Salários altos para funcionários com histórico de baixa qualificação é outra constante no gabinete de Carlos Bolsonaro. O feirante Barbosa, por exemplo, é amigo de outro assessor do vereador, o ex-motoboy Alexander Florindo Baptista Júnior, que como ele só tem o ensino médio, concluído em supletivo aos 22 anos. Salário atual do motoboy: 15 900 reais líquidos. “Parabéns vagabundo”, postou o ex-feirante no aniversário do parça. “Tmjs (Tamo juntos) vagabundo”, respondeu ele. Baptista, que mora em uma área paupérrima da Baixada Fluminense, foi visto pela reportagem, em uma sexta-feira à tarde, levando um parente para cortar o cabelo. Seu padrasto, João (não quis dar o sobrenome), conta que o rapaz chegou a fazer bicos como motoboy para complementar o que ganha na Câmara de Vereadores — “um salário de uns 4 000 reais”, calcula. Quando ouviu da reportagem a quantia estampada no holerite, João arregalou os olhos, surpreso.
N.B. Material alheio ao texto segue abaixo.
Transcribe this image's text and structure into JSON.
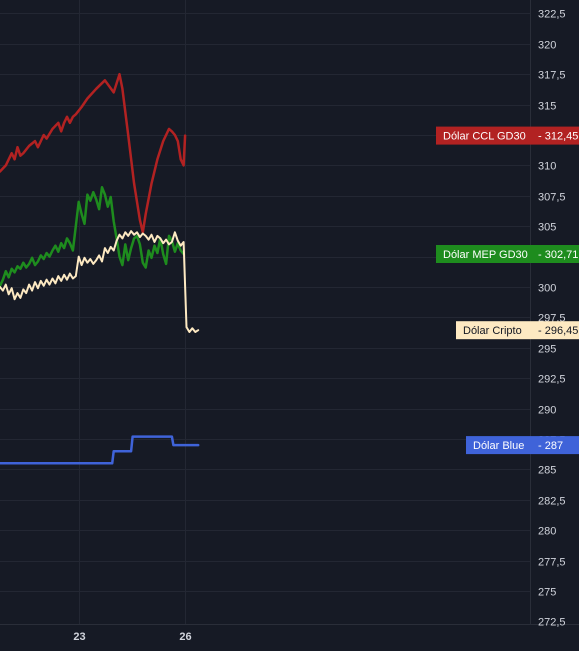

Amigo dos Bolsonaro, Barbosa posta fotos com o presidente e esteve no casamento de outro filho, o deputado Eduardo Bolsonaro.
A proximidade entre todos, porém, raramente, se dá em ambiente de trabalho. Com as gravações e anotações dessas rotinas, VEJA voltou recentemente à sala 905 do Palácio Pedro Ernesto, que, desta vez, estava aberta. Segundo o assessor que nos recebeu, uma das justificativas para o gabinete costumar estar às moscas foi de que parte da força de trabalho atuava em uma espécie de Q.G. do clã Bolsonaro em Bento Ribeiro. Fomos até lá. Na casa, cercada de grades, câmeras e vidros escuros, quase não há movimento. Nas cinco vezes em que VEJA tocou o interfone do imóvel, só foi atendida em uma e a pessoa informou que seguia uma “escala”, sem mais detalhes. Impedir a compreensão desse singular regime de trabalho, com funcionários ausentes e muito bem remunerados, parecia ser a intenção do advogado Medeiros ao prestar uma queixa infame contra a jornalista Sofia Cerqueira. Não conseguiu.